このような状況の中で、2015年1月に、認知症施策総合戦略(新オレンジプラン)が策定され、早期診断・早期対応に向けた支援体制の一つとして、「認知症初期集中支援チーム」の設置が全国ですすめられている。2013年全国14拠点でモデル事業が始まったが、2018年にはすべての市町村に設置されることとされている。
「認知症初期集中支援チーム」とは、看護師、保健師、作業療法士、介護福祉士など複数の専門職が家族や地域住民等の訴えにより、認知症が疑われる人や認知症の人及びその家族を訪問し、アセスメント・家族支援などを包括的、集中的に行ない、自立生活のサポートを行うチームを言う。
本事業の対象者は、40歳以上の方で、
①医療サービス、介護サービスを受けていない者または中断している者、
②医療サービス、介護サービスを受けているが認知症の行動・心理症状(BPSD)が顕著なため、対応に苦慮している者である。

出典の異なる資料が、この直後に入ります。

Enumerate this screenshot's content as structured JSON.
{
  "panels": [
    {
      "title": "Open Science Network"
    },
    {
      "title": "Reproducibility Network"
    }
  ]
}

一方、在宅医療の必要性に関しては論を俟たず、年々在宅療養支援診療所数は増加してきている。
しかし、上述したように、BPSDのため医療機関を受診したがらない認知症の人は数多くいて、通常の在宅療養支援診療所では、これらの人に対しての初期介入を十分に果たせる医療機関は少ない。
この理由として、大きく3つのことが考えられる。
① 認知症専門医はたいていの場合、大学病院もしくは総合病院に勤務して在宅療養支援診療所に勤務しているものは少ない。

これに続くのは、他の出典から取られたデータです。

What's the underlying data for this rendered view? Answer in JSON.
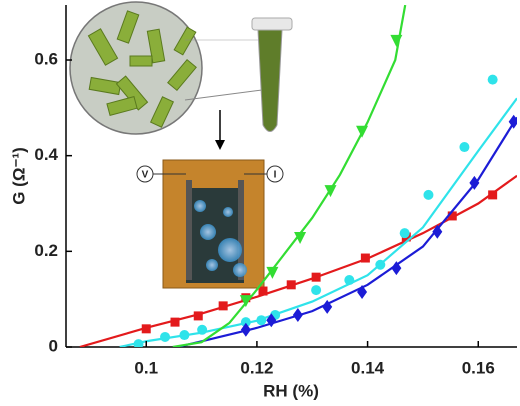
{
  "chart_data": {
    "type": "scatter",
    "xlabel": "RH (%)",
    "ylabel": "G (Ω⁻¹)",
    "xlim": [
      0.0855,
      0.167
    ],
    "ylim": [
      0,
      0.715
    ],
    "xticks": [
      0.1,
      0.12,
      0.14,
      0.16
    ],
    "yticks": [
      0,
      0.2,
      0.4,
      0.6
    ],
    "series": [
      {
        "color": "#e31a1c",
        "marker": "square",
        "x": [
          0.1,
          0.1052,
          0.1094,
          0.1139,
          0.118,
          0.1211,
          0.1262,
          0.1307,
          0.1396,
          0.147,
          0.1553,
          0.1626
        ],
        "values": [
          0.038,
          0.052,
          0.065,
          0.086,
          0.103,
          0.117,
          0.13,
          0.146,
          0.186,
          0.23,
          0.274,
          0.318
        ],
        "fit": {
          "x": [
            0.088,
            0.1,
            0.11,
            0.12,
            0.13,
            0.14,
            0.15,
            0.16,
            0.167
          ],
          "values": [
            0,
            0.04,
            0.07,
            0.105,
            0.143,
            0.185,
            0.238,
            0.3,
            0.358
          ]
        }
      },
      {
        "color": "#2fe3ea",
        "marker": "circle",
        "x": [
          0.0986,
          0.1034,
          0.1069,
          0.1101,
          0.118,
          0.1208,
          0.1233,
          0.1307,
          0.1367,
          0.1423,
          0.1467,
          0.151,
          0.1575,
          0.1626
        ],
        "values": [
          0.006,
          0.021,
          0.025,
          0.036,
          0.052,
          0.056,
          0.067,
          0.119,
          0.14,
          0.172,
          0.238,
          0.318,
          0.418,
          0.559
        ],
        "fit": {
          "x": [
            0.0952,
            0.1,
            0.11,
            0.12,
            0.13,
            0.14,
            0.15,
            0.16,
            0.167
          ],
          "values": [
            0,
            0.012,
            0.03,
            0.055,
            0.095,
            0.15,
            0.25,
            0.41,
            0.52
          ]
        }
      },
      {
        "color": "#1c1cd6",
        "marker": "diamond",
        "x": [
          0.118,
          0.1226,
          0.1274,
          0.1327,
          0.139,
          0.1452,
          0.1526,
          0.1593,
          0.1664
        ],
        "values": [
          0.036,
          0.056,
          0.067,
          0.084,
          0.115,
          0.165,
          0.241,
          0.343,
          0.471
        ],
        "fit": {
          "x": [
            0.1057,
            0.11,
            0.12,
            0.13,
            0.14,
            0.15,
            0.16,
            0.167
          ],
          "values": [
            0,
            0.012,
            0.04,
            0.075,
            0.13,
            0.21,
            0.35,
            0.48
          ]
        }
      },
      {
        "color": "#33dd33",
        "marker": "triangle-down",
        "x": [
          0.118,
          0.1228,
          0.1278,
          0.1333,
          0.139,
          0.1452
        ],
        "values": [
          0.098,
          0.157,
          0.23,
          0.328,
          0.452,
          0.642
        ],
        "fit": {
          "x": [
            0.1048,
            0.11,
            0.115,
            0.12,
            0.125,
            0.13,
            0.135,
            0.14,
            0.145,
            0.1468
          ],
          "values": [
            0,
            0.01,
            0.05,
            0.12,
            0.195,
            0.27,
            0.36,
            0.47,
            0.6,
            0.715
          ]
        }
      }
    ]
  },
  "illustration": {
    "labels": [
      "V",
      "I"
    ]
  }
}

② 認知症のBPSDに対しての対応が得意とされる精神科医も在宅医療をしているものは少ない。
③ 在宅医療の中心的な担い手であるかかりつけ医の認知症への対応力は十分ではない。
(現在、認知症サポート医養成やかかりつけ医のための認知症対応力向上セミナーなどに力をいれてきてはいるものの)
「認知症初期集中支援チーム」はまだはじまったばかりであるが、将来的な地域医療のあり方としては、特に支援チームの名を語るまでもなく、自然に多職種協働連携の中で、認知症への早期介入ができるようになっていくことが理想である。
特に医師の役割に注目すれば、認知症を専門としている医師は地域医療へ、かかりつけ医はより認知症への知識を深め対応できるようになっていくという双方向の流れを加速させる必要がある。
全国で開始される「認知症初期集中支援チーム」の成果はいずれ公表されることになるが、これをもとに、認知症の容態に応じた適時・適切な医療・介護等の提供が十分になされていくことを期待したい。